One of the biggest fights of the year takes place in June when Palm Springs boxer Bradley matches skills against Filipino superstar Manny “Pacman” Pacquiao in Las Vegas. A recent press conference took place in Beverly Hills to announce the mega fight that should net Bradley more than $9 million for challenging welterweight world champion and pound for pound king Pacquiao.
“I never could have imagined the time would come that I would be fighting a great champion like Manny Pacquiao,” said Bradley, who fought numerous times at the Doubletree Hotel in Ontario before crowds of 2,000. “This is the opportunity I've been waiting for my whole life.”

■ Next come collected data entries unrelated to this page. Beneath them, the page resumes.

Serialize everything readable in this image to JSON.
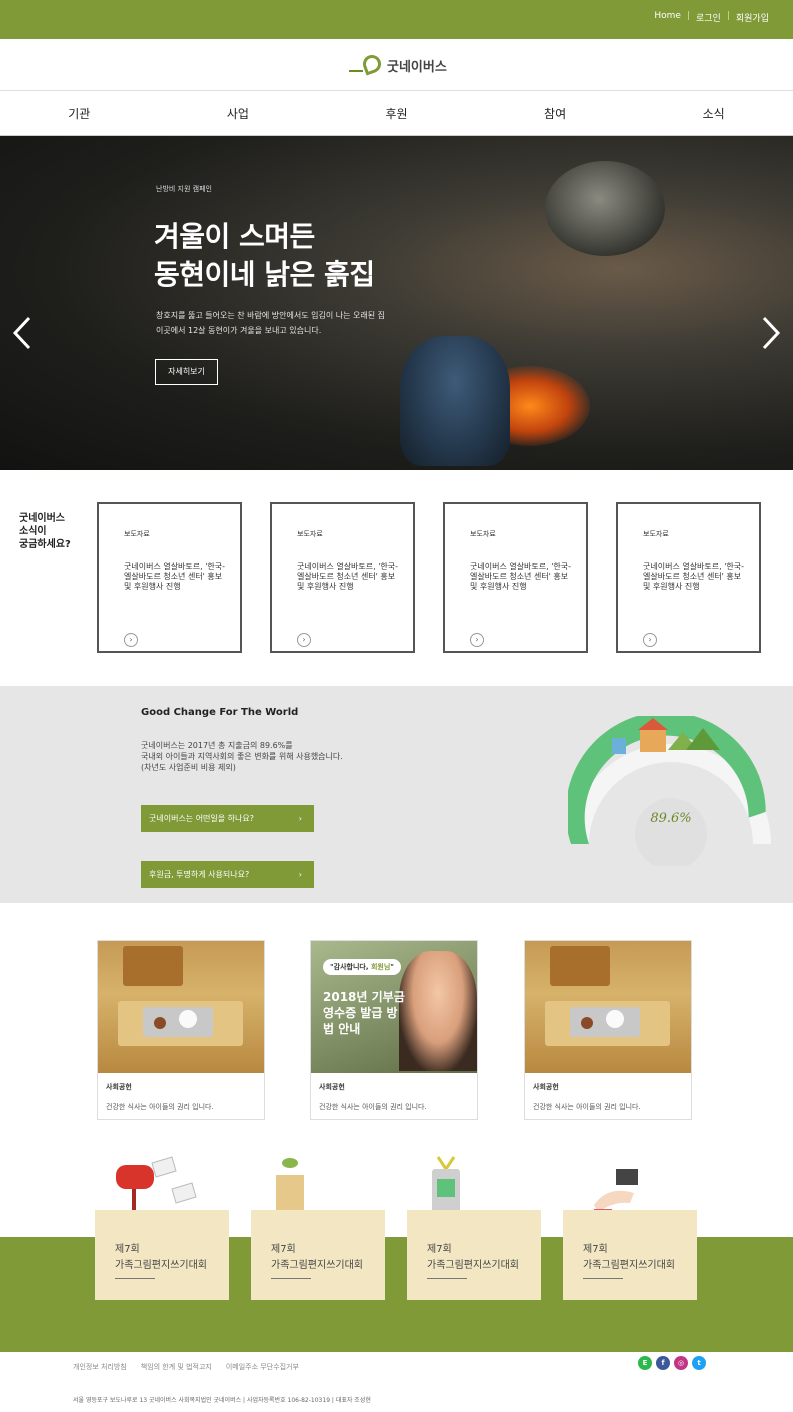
{
  "topbar": {
    "links": [
      "Home",
      "로그인",
      "회원가입"
    ]
  },
  "brand": {
    "name": "굿네이버스"
  },
  "nav": {
    "items": [
      "기관",
      "사업",
      "후원",
      "참여",
      "소식"
    ]
  },
  "hero": {
    "campaign": "난방비 지원 캠페인",
    "title_line1": "겨울이 스며든",
    "title_line2": "동현이네 낡은 흙집",
    "desc_line1": "창호지를 뚫고 들어오는 찬 바람에 방안에서도 입김이 나는 오래된 집",
    "desc_line2": "이곳에서 12살 동현이가 겨울을 보내고 있습니다.",
    "more": "자세히보기"
  },
  "news": {
    "label": [
      "굿네이버스",
      "소식이",
      "궁금하세요?"
    ],
    "cards": [
      {
        "tag": "보도자료",
        "title": "굿네이버스 열살바토르, '한국-엘살바도르 청소년 센터' 홍보 및 후원행사 진행"
      },
      {
        "tag": "보도자료",
        "title": "굿네이버스 열살바토르, '한국-엘살바도르 청소년 센터' 홍보 및 후원행사 진행"
      },
      {
        "tag": "보도자료",
        "title": "굿네이버스 열살바토르, '한국-엘살바도르 청소년 센터' 홍보 및 후원행사 진행"
      },
      {
        "tag": "보도자료",
        "title": "굿네이버스 열살바토르, '한국-엘살바도르 청소년 센터' 홍보 및 후원행사 진행"
      }
    ]
  },
  "impact": {
    "heading": "Good Change For The World",
    "text_line1": "굿네이버스는 2017년 총 지출금의 89.6%를",
    "text_line2": "국내외 아이들과 지역사회의 좋은 변화를 위해 사용했습니다.",
    "text_line3": "(차년도 사업준비 비용 제외)",
    "button1": "굿네이버스는 어떤일을 하나요?",
    "button2": "후원금, 투명하게 사용되나요?",
    "percent_label": "89.6%",
    "percent_value": 89.6
  },
  "photos": {
    "cards": [
      {
        "category": "사회공헌",
        "caption": "건강한 식사는 아이들의 권리 입니다."
      },
      {
        "category": "사회공헌",
        "caption": "건강한 식사는 아이들의 권리 입니다."
      },
      {
        "category": "사회공헌",
        "caption": "건강한 식사는 아이들의 권리 입니다."
      }
    ],
    "poster": {
      "tagline_prefix": "\"감사합니다, ",
      "tagline_highlight": "회원님",
      "tagline_suffix": "\"",
      "title": "2018년 기부금영수증 발급 방법 안내"
    }
  },
  "contests": [
    {
      "round": "제7회",
      "name": "가족그림편지쓰기대회",
      "icon": "mailbox-icon"
    },
    {
      "round": "제7회",
      "name": "가족그림편지쓰기대회",
      "icon": "building-icon"
    },
    {
      "round": "제7회",
      "name": "가족그림편지쓰기대회",
      "icon": "id-card-icon"
    },
    {
      "round": "제7회",
      "name": "가족그림편지쓰기대회",
      "icon": "gift-hand-icon"
    }
  ],
  "footer": {
    "links": [
      "개인정보 처리방침",
      "책임의 한계 및 법적고지",
      "이메일주소 무단수집거부"
    ],
    "address": "서울 영등포구 보도나루로 13 굿네이버스 사회복지법인 굿네이버스 | 사업자등록번호 106-82-10319 | 대표자 조성현",
    "social": [
      "E",
      "f",
      "◎",
      "t"
    ]
  },
  "colors": {
    "brand_green": "#7f9a37",
    "chart_green": "#5fc27a",
    "contest_bg": "#f2e6c3"
  }
}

Middleweight titleholder Chavez, who recently defended his title successfully against Marco Antonio Rubio, may be fighting in the summer. The former Ramona High school student and son of Mexico's legendary Julio Cesar Chavez, could also be involved in a mega fight against Argentina's esteemed Sergio “Maravilla” Martinez in the summer.
On Cinco de Mayo, Pomona's Mosley will be challenging Mexico's popular WBC junior middleweight titleholder Saul “Canelo” Alvarez in Las Vegas. Ironically, both Mosley and Alvarez prepare in the mountain resort Big Bear. Mosley is looking to add another world title belt to his collection. He already has championship wraps as a lightweight, welterweight and junior middleweight. In the past he's proven to be very adept at beating Mexican prizefighters as his win against Antonio Margarito proved in 2009.
A few young prizefighters are knocking at the door of stardom. Coachella's Randy Caballero is set to headline a March 16 fight card at Fantasy Springs Casino. Indio's Gabino Saenz has been proving his talent as has recent Riverside Poly graduate Saul “Neno” Rodriguez. Both are scheduled to engage in the ring this spring. Last week Richard Conteras showed his grit in a riveting battle in Ontario. Even a few young veterans like Jose Reynoso and Jonathan Arellano could crack the door open.
The talent pool has not depleted at all. In the amateur boxing arena a number of youngsters such middleweight Edgar Alvarado of San Bernardino, Moreno Valley's Daniel Gonzalez, and other whipper-snappers like Dominic Serna and brothers Ryan and Sean Garcia are waiting in the lobby area and ready to enter showtime.
Ready or not world, the Inland area prizefighters are here to stay.
Fights on television
Fri. ESPN2, 6 p.m., Joan Guzman (31-0-1) vs. Jesus Pabon (17-2).
Sat. Telefutura, 11 p.m., Vicente Escobedo (24-3) vs. Lonnie Smith (14-2-2).